One of the more significant inventions in military technology was the AK-47 (named because it was invented in 1947 btw). This became the tool of choice for insurgencies everywhere for decades. It's cheap and highly reliable.
And this brings us to Afghanistan, which interestingly is called the graveyard of empires. Through a sequence of events the USSR invaded in 1979 and quickly captured Kabul, installing a puppet government, and then weathering a decade of insurgency that resulted in defeat (sound familiar?). The the defining weapon was the Stinger should-mounted SAM [1]. Why? Because it devastated helicopters that the USSR was dependent on in a highly mountainous region.
In the 1980s, the Stinger launcher cost $30-40k and that completely changed warfare.
We're now firmly in the drone era. This really began in the 2000s when fairly expensive drones became the tool of choice for the US to assassinate people. A reaper drone [2] still costs $20M+. But that has all changed with how cheap commercial drones have become and the crucible for that change is of course Ukraine.
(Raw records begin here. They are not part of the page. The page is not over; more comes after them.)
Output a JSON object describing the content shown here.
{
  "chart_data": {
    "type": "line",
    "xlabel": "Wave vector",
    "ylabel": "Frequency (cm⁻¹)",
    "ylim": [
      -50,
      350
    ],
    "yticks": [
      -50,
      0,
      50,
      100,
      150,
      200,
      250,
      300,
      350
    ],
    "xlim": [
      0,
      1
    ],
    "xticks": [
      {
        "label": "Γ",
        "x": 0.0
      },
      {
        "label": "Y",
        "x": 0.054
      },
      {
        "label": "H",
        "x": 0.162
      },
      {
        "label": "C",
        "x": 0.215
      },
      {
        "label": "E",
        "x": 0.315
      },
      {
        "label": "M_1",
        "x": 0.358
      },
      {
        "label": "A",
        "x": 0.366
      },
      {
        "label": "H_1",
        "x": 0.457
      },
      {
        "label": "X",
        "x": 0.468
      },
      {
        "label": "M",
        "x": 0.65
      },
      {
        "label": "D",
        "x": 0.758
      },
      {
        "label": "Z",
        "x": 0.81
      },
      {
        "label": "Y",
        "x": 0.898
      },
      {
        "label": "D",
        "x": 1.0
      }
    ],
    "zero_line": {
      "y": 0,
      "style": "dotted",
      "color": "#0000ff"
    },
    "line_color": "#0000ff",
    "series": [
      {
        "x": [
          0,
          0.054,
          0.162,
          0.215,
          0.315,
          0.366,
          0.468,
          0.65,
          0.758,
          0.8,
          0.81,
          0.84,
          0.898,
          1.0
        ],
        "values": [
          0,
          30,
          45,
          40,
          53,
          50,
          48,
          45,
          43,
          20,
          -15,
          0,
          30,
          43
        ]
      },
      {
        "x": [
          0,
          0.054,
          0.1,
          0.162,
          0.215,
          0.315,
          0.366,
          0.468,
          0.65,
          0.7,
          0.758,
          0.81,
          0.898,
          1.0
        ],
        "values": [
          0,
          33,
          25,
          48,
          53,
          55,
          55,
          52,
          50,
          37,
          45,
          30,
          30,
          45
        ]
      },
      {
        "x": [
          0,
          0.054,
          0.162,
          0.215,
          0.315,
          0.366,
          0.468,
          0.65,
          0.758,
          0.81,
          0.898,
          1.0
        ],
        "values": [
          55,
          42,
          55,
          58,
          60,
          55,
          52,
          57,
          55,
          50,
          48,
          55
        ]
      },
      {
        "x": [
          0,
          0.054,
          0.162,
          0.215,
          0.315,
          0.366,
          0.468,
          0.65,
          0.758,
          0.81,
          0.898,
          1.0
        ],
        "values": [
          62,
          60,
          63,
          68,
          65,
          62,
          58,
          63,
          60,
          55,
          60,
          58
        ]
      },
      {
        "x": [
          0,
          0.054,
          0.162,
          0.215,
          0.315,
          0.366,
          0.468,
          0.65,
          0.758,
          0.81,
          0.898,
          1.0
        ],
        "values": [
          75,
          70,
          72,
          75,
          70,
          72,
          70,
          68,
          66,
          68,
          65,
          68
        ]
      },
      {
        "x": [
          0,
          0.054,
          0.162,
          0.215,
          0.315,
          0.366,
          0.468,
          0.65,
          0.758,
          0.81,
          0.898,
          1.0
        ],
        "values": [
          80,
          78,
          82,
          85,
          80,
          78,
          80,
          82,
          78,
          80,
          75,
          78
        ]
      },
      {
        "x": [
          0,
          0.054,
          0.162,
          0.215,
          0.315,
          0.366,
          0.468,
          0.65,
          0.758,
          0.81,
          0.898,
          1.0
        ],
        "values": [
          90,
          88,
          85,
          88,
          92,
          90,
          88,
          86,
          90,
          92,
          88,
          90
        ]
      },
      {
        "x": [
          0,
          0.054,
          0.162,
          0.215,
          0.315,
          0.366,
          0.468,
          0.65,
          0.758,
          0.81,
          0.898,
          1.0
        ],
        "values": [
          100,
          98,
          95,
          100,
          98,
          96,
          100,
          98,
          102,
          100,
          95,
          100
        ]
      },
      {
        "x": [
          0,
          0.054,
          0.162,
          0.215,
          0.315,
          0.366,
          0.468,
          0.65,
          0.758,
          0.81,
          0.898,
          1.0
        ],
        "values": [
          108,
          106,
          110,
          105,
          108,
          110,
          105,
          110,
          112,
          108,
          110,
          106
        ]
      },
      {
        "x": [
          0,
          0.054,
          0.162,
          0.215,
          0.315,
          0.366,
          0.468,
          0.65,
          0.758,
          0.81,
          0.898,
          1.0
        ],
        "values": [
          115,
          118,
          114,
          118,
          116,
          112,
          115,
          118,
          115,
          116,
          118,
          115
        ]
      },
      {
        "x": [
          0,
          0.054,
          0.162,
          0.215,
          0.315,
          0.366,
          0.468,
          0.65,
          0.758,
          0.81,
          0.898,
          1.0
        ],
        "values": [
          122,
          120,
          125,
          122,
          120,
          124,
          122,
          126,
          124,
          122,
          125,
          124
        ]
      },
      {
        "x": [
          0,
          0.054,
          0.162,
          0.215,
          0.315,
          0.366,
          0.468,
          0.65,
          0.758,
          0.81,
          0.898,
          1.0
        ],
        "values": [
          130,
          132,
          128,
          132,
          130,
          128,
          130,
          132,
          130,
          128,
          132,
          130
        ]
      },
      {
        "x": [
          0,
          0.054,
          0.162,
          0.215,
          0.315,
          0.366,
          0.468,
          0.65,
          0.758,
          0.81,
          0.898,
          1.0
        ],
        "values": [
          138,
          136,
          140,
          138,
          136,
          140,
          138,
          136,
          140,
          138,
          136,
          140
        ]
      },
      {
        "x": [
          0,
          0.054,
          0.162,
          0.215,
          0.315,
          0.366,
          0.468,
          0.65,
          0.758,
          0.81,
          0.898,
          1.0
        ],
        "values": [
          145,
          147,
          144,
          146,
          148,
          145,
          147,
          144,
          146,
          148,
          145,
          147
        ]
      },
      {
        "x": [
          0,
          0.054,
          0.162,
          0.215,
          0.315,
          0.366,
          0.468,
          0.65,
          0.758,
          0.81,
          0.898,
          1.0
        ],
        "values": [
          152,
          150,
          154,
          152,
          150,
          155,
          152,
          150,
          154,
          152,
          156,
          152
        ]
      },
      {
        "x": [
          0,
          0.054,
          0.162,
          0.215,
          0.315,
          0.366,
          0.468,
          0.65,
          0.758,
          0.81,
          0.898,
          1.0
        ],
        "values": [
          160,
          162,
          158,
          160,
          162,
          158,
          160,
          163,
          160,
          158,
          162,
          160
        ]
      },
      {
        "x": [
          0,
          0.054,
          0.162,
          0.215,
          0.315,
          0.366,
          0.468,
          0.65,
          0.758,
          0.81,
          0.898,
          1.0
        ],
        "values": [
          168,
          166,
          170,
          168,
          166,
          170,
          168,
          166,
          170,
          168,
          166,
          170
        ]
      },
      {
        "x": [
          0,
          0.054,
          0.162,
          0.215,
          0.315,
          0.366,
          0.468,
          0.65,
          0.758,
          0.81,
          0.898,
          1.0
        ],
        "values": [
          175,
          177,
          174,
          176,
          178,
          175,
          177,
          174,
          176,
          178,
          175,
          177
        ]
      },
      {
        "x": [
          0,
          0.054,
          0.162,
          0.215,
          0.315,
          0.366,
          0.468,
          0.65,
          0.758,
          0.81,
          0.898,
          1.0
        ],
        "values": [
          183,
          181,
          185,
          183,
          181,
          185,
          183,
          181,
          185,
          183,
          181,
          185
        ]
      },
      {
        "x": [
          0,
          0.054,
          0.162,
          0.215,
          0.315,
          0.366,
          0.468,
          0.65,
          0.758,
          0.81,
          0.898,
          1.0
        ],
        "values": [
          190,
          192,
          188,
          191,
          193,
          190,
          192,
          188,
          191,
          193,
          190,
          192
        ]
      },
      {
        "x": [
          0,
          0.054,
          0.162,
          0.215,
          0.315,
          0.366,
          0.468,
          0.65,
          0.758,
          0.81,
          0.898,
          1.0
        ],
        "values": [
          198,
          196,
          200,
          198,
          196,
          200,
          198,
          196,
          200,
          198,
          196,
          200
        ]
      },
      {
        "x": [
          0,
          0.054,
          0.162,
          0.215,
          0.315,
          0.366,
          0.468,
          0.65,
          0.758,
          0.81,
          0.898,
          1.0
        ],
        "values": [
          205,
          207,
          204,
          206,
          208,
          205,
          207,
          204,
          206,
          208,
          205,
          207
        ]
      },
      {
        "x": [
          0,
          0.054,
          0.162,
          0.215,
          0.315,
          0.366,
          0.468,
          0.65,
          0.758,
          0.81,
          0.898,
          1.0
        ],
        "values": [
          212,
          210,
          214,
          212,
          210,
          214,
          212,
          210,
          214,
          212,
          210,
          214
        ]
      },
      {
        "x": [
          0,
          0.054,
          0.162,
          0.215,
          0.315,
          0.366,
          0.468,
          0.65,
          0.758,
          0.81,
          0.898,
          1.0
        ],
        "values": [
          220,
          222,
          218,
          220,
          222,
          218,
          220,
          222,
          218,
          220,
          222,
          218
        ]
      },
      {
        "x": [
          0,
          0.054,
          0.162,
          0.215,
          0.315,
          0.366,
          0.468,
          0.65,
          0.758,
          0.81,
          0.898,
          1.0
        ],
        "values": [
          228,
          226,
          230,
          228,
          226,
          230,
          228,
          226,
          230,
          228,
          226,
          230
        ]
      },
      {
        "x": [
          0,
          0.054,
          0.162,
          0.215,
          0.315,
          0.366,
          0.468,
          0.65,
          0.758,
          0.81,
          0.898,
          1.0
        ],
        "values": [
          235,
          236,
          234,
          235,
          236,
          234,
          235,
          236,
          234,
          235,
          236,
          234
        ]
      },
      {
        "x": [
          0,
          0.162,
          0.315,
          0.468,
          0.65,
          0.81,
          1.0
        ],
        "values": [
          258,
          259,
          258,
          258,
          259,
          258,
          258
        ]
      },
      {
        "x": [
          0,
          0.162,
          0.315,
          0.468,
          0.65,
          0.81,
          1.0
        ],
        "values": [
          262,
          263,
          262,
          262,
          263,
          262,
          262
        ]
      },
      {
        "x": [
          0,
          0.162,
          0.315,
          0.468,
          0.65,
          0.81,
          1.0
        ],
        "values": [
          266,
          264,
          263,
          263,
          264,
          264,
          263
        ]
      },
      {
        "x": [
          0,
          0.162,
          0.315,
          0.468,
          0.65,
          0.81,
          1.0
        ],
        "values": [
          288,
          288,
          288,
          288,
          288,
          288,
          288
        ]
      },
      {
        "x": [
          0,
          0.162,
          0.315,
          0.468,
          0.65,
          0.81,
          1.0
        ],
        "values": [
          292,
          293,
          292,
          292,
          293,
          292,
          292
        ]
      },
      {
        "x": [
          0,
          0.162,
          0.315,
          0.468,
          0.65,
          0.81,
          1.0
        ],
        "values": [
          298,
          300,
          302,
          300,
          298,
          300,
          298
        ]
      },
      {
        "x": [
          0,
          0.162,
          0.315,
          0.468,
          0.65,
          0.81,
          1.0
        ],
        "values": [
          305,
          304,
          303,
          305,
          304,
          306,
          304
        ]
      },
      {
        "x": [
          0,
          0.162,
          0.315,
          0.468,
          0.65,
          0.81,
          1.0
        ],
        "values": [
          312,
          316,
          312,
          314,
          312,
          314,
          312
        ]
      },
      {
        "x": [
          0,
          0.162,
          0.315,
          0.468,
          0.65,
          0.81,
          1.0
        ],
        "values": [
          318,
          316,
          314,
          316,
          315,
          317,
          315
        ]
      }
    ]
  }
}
We've seen all sorts of military uses of drones, from as simple as a commercial drone silently dropping hand grenades on Russian troops in trenches to more sophisticated attacks that make it virtually impossible for the Russian Navy to operate in the theater.
And now we're seeing it in Iran where the US, despite spending $1 trillion every year on the military has no answer to Iran's Shahed drones, that cost probably $10-20k each and Iran can produce thousands of them every month. These will only get cheaper. It's fair to say that drones will impact every conflict going forward. The US has sought Ukraine's innovations against Russian drones, specifically the bullet drone [3].
So up until now it requires a state actor to make a shoulder-mounted SAM like the Stinger but with advances like the submission, how will the world change if any bunch of insurgents with $100 in chips and sensors and a 3D printer can manufacturer a nearly comparable weapons system?
[1]: https://en.wikipedia.org/wiki/FIM-92_Stinger
[2]: https://en.wikipedia.org/wiki/General_Atomics_MQ-9_Reaper
[3]: https://www.aljazeera.com/news/2026/3/10/what-are-the-ukrain...
Of course he could, anyone can these days. So the most important question is the latter.
On the other hand, there is a lot to be said for making them blow their $1k active countermeasures on your $500 missiles before sending a real one in to finish the job. Heck, even just forcing your adversary to treat every sky like it's hostile is worth a lot.
Both approaches are clearly worthy of development.
Sure you didn't forget a few zeros there bud?
They are currently trying to shoot down Iranian drones with $4 million Patriot missiles
The IR flare or 30mm bullets or whatever, not the whole system that fires it.